RD: Open Mike: Share anything you‘d like about your running experiences, past accomplishments, goals, dreams….anything you haven’t previously shared .
Steve: I'm also the guy behind the "hundred push-ups" movement that you may or may not have heard about. It started with a web site when I was looking for a simple strength program to complement fall marathon training. I found numerous online references to push-up workouts so I set to work combining some of the principles into an easy-to-follow, progressive plan I could follow. Months later I mentioned the six-week program on a personal blog, and after receiving quite a few emails/comments about push-ups, decided to post the plan online. The web site was soon spotted by a developer in New Zealand who created the hugely popular iPhone App, and soon after I was approached by a publisher to develop material for a book loosely based on the site—7 Weeks to 100 Push-Ups. There are a couple of spin off web sites—200 Sit-Ups and 200 Squats—with more to follow soon. The plans are way more popular than I ever imagined and it's probably because people are looking for simple, easy-to-follow fitness plans that are effective and show results.
RD: As a personal trainer, I too can attest to the popularity of your programs. I think you're right on the money with the reason being that they're so effective and easy to follow. I think there's a little element of competition too (be it competing with yourself or with a buddy). I often see on Facebook and Twitter, friends bantering back and forth about who's ahead in push-up reps. Having such a huge effect on the fitness world, must be very satisfying.

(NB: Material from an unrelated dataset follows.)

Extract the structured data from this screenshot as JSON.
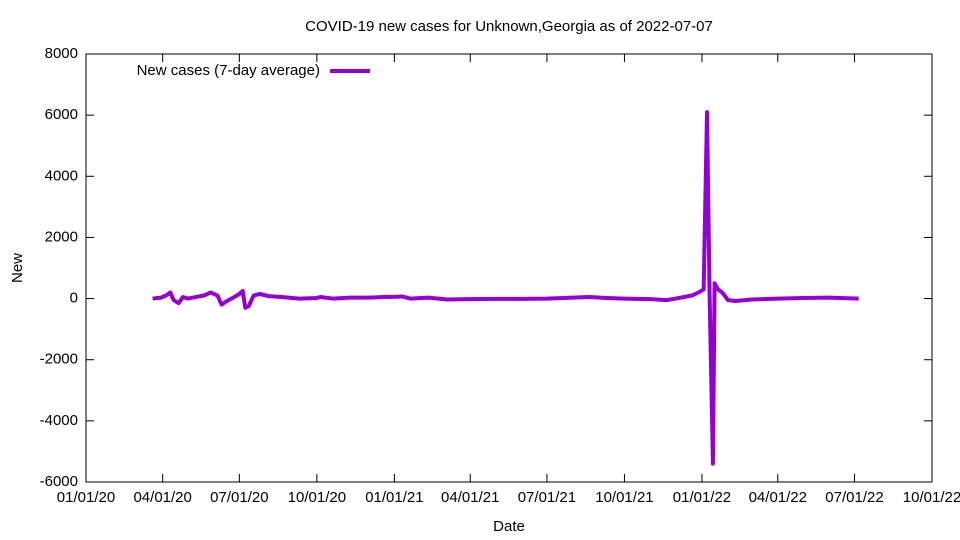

Thanks again to Steve for sharing a little about his life. If you haven't already, be sure to check out his blog, website and book!


Anonymous said...

Glad to see Steve on here. I've been keeping up with him for a while too.

Mike Schoeffler said...

Bravo for Steve!

His program is simple and works wonders. It was a *major* step in me getting rid of my paunch and back in shape.

misszippy said...

I may be the only one who had never heard of him, so thanks for introducing him. A great interview.

Dena said...

Ah HA! I have found the man to blame for my bicepital tendonitis as I plowed through the 100 push-up challenge! Steve, you owe me $300 in chiropractic fees. ;)
Just kidding... I loved the challenge, even if I did only make it to 52. Great concept!!

Unknown said...

Love the 100 PU challenge! Easy, convenient workout!

Kathy said... didn't ask for th eweirdest thing that happened to him during a run. I LOVE that question! :)

but honestly, whenever I think of the Caymans I shiver a bit because last year they got hammered (hurricanes). the caribbean was a bad place to be last season.